GetDeployablePatchSnapshotForInstanceCommand Input

See GetDeployablePatchSnapshotForInstanceCommandInput for more details

Parameter
Type
Description
InstanceId
Required
string | undefined

The ID of the managed node for which the appropriate patch snapshot should be retrieved.

SnapshotId
Required
string | undefined

The snapshot ID provided by the user when running AWS-RunPatchBaseline.

BaselineOverride
BaselineOverride | undefined

Defines the basic information about a patch baseline override.

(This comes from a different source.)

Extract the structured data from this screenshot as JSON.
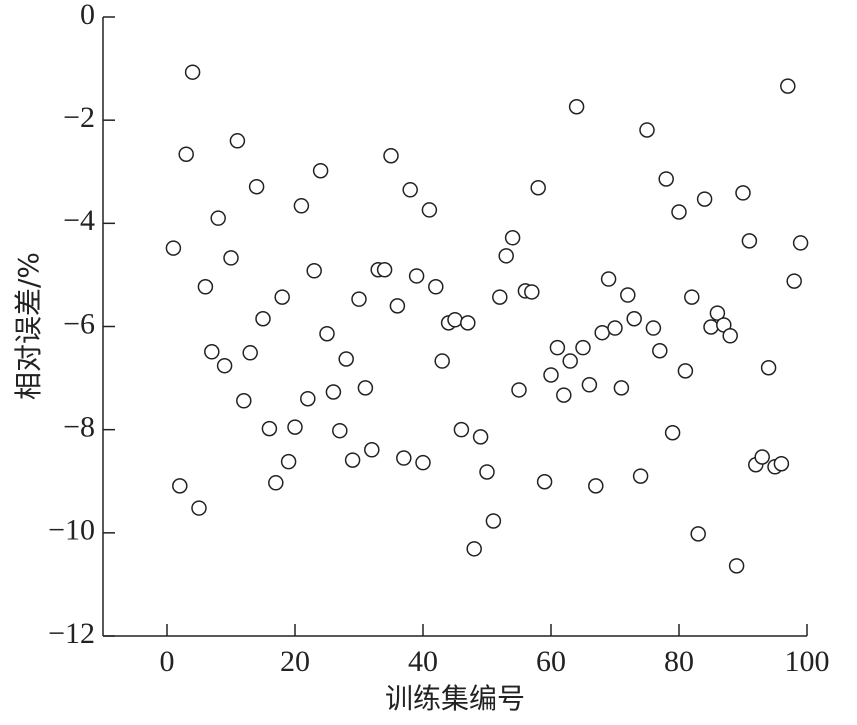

GetDeployablePatchSnapshotForInstanceCommand Output

See GetDeployablePatchSnapshotForInstanceCommandOutput for details

Parameter
Type
Description
$metadata
Required
ResponseMetadata
Metadata pertaining to this request.
InstanceId
string | undefined

The managed node ID.

Product
string | undefined

Returns the specific operating system (for example Windows Server 2012 or Amazon Linux 2015.09) on the managed node for the specified patch snapshot.

SnapshotDownloadUrl
string | undefined

A pre-signed Amazon Simple Storage Service (Amazon S3) URL that can be used to download the patch snapshot.

SnapshotId
string | undefined

The user-defined snapshot ID.

Throws

Name
Fault
Details
InternalServerError
server

An error occurred on the server side.

UnsupportedFeatureRequiredException
client

Patching for applications released by Microsoft is only available on EC2 instances and advanced instances. To patch applications released by Microsoft on on-premises servers and VMs, you must enable advanced instances. For more information, see Turning on the advanced-instances tier  in the Amazon Web Services Systems Manager User Guide.

UnsupportedOperatingSystem
client

The operating systems you specified isn't supported, or the operation isn't supported for the operating system.

SSMServiceException
Base exception class for all service exceptions from SSM service.